Postmodern yaşam hepimizi beklentilere boğuyor, sonra da mutsuz ve umutsuz sözde yaşayan bir canlı hücreye dönüştürüyor. Sürekli Godot’yu bekliyoruz. Hiç bir zaman gelmeyecek olan sevgiliyi... www.twitter.com/basyazar
Yaşam hepimiz için sürekli bir şeyleri veya birilerini beklemekle geçiyor. Genç kızlar, babalarından bile daha üstün prenslerini, genç adamlar hayatlarını her anlamda renklendirecek prenseslerini bekliyorlar mütemadiyen.

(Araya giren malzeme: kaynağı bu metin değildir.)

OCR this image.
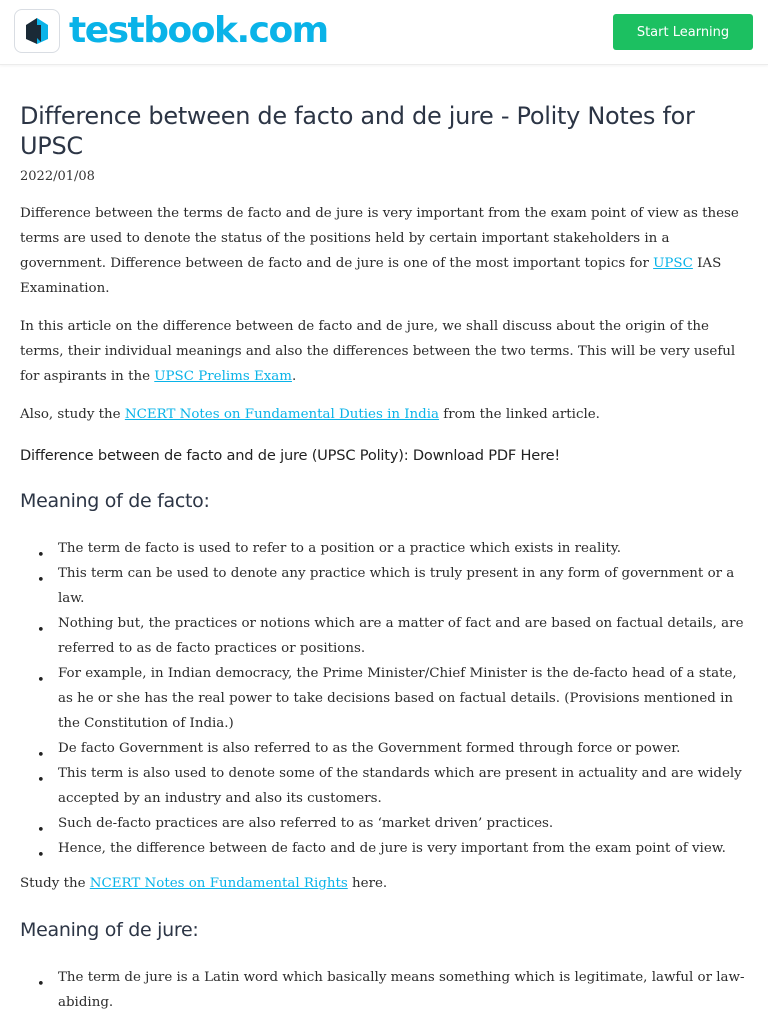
testbook.com	Start Learning
Difference between de facto and de jure - Polity Notes for UPSC
2022/01/08

Difference between the terms de facto and de jure is very important from the exam point of view as these terms are used to denote the status of the positions held by certain important stakeholders in a government. Difference between de facto and de jure is one of the most important topics for UPSC IAS Examination.

In this article on the difference between de facto and de jure, we shall discuss about the origin of the terms, their individual meanings and also the differences between the two terms. This will be very useful for aspirants in the UPSC Prelims Exam.

Also, study the NCERT Notes on Fundamental Duties in India from the linked article.

Difference between de facto and de jure (UPSC Polity): Download PDF Here!
Meaning of de facto:
• The term de facto is used to refer to a position or a practice which exists in reality.
• This term can be used to denote any practice which is truly present in any form of government or a law.
• Nothing but, the practices or notions which are a matter of fact and are based on factual details, are referred to as de facto practices or positions.
• For example, in Indian democracy, the Prime Minister/Chief Minister is the de-facto head of a state, as he or she has the real power to take decisions based on factual details. (Provisions mentioned in the Constitution of India.)
• De facto Government is also referred to as the Government formed through force or power.
• This term is also used to denote some of the standards which are present in actuality and are widely accepted by an industry and also its customers.
• Such de-facto practices are also referred to as ‘market driven’ practices.
• Hence, the difference between de facto and de jure is very important from the exam point of view.

Study the NCERT Notes on Fundamental Rights here.

Meaning of de jure:
• The term de jure is a Latin word which basically means something which is legitimate, lawful or law-abiding.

Zengin insan daha da varlıklı bir hayatı, yoksul zenginin dudak büktüğü serveti, çoban yayladan kurtulacağı zamanı, işçi patronlaşacağı günü, memur gelemeyeceğini düşündüğü emekliliğini, öğrenci yaz tatilini, yelkenci sert rüzgârı, futbolcu daha iyi bir transferi, temizlik işçisi kokusuz iş ortamını, filozof mutlak bilgiyi, çaresiz insan ise Tanrı’yı bekliyor.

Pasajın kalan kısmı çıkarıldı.